Defendants have asserted that the actions, if any, are barred by the statute of limitations, and, further, that the plaintiff failed to complete the requirements and prerequisites for a Type D certificate, which requirements are set forth in the Colorado statute, C.R.S.1973 § 22-60-106(5). Defendants assert that plaintiff did not properly complete the application process in 1973 or even file a formal application in 1967.

A further defense is that termination was permissible because plaintiff had no vested right to be employed inasmuch as she was a non-tenured person under C.R.S.1973 § 22-63-112, and that proper procedures under C.R.S.1973 § 22-63-110 were observed.

The trial court granted summary judgment on May 2, 1977, saying that the most nearly relevant state statute of limitations applied in § 1983 cases. The court cited Johnson v. Railway Express Agency, 421 U.S. 454 (1975). The court applied C.R.S.1973 § 13-80-110, a six-year statute of limitations. The suit was filed in 1976, and hence the 1967 claims based on § 1983, were barred.

The court ruled that the 1967-68 claims, which were based on Title VII, were lacking in merit. At the same time, the trial court refused to give the 1972 amendments retrospective treatment. The reasoning was that claims arising before the effective date of the amendments applicable to public employers, namely March 24, 1972, had to be of a continuing nature in order for retroactive application to be given. Cleveland Bd. of Ed. v. LaFleur, 414 U.S. 632, 638 n.8, 94 S.Ct. 791, 39 L.Ed.2d 52 (1974). Cf. E. E. O. C. v. University of New Mexico, 504 F.2d 1296 (10th Cir. 1974).

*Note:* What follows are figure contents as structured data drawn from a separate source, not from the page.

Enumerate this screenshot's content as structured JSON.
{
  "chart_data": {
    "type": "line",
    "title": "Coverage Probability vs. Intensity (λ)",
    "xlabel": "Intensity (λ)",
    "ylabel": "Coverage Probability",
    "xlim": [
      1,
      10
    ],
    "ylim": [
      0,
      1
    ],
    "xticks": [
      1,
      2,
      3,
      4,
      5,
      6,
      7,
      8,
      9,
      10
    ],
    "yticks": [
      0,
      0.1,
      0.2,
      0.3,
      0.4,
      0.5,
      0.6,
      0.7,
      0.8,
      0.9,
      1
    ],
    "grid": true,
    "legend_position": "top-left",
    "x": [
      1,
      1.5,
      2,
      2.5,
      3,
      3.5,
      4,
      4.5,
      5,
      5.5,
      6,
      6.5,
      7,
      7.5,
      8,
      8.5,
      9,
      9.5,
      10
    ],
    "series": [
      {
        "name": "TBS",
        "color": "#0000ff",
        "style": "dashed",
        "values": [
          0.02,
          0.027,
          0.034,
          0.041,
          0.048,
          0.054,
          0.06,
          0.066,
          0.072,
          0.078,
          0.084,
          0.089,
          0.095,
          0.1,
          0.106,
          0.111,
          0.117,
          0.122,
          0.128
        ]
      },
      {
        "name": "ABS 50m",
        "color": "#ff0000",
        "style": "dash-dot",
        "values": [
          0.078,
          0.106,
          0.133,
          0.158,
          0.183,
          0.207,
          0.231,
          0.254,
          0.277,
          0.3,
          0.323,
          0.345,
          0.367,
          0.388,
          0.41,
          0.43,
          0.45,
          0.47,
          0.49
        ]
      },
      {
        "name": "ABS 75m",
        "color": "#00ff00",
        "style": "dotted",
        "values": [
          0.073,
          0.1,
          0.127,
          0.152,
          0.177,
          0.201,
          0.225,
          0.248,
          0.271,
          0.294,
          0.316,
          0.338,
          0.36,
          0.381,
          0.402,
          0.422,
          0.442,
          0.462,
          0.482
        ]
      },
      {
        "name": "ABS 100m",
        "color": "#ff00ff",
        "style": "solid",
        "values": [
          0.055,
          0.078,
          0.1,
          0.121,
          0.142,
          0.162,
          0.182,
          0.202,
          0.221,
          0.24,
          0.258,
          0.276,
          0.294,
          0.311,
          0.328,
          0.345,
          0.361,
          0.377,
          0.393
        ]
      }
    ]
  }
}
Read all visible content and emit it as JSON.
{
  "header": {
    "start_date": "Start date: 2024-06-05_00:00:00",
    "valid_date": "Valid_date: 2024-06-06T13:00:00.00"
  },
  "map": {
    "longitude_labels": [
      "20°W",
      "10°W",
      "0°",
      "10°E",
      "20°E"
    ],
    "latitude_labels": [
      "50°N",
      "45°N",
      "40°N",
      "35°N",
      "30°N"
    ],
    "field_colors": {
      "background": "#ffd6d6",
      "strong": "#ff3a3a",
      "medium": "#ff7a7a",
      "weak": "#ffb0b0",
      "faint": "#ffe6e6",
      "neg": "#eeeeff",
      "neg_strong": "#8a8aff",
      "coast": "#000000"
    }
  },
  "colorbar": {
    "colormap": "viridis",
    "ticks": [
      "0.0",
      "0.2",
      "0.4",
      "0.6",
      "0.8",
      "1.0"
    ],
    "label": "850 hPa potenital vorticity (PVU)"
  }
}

The trial court also determined that the Title VII claims based on the 1973 actions could not be brought because here there had not been an exhaustion of administrative remedies. In this respect it is to be noted that the complaint shows that EEOC review was had for the 1967 denial only. The EEOC claim was filed in 1972, and the alleged discriminatory action here occurred in 1973. EEOC review is essential to judicial action on a Title VII claim. Hence the court was correct in dismissing the claim. United Air Lines, Inc. v. Evans, 431 U.S. 553, 97 S.Ct. 1885, 52 L.Ed.2d 571 (1977); Fix v. Swinerton and Walberg Co., 320 F.Supp. 58 (D.Colo.1971). The EEOC cannot be bypassed where Title VII is invoked. See Evans v. Sheraton Park Hotel, 164 U.S.App.D.C. 86, 503 F.2d 177 (1974).

The § 1983 claim involving the denial of the 1973 application for a Type D certificate is addressed only to the State Board of Education. The trial court relied on Monroe v. Pape, 365 U.S. 167, 81 S.Ct. 473, 5 L.Ed.2d 492 (1961), and Coopersmith v. Supreme Court, State of Colorado, 465 F.2d 993 (10th Cir. 1972). This claim, however, has no merit because it seeks money damages (rather than injunctive relief, for example). Since the Colorado State Board of Education is not a suable entity in a money damage action, the trial court was correct in its ruling.

As to the above issues, it is clear that there were no genuine issues of material fact, and since the law did not support the claims, summary judgment was proper. Ando v. Great Western Sugar Co., 475 F.2d 531 (10th Cir. 1973).

Trial was held on the issue whether the State Board acted in violation of § 1983, whereby injunctive relief would have been proper.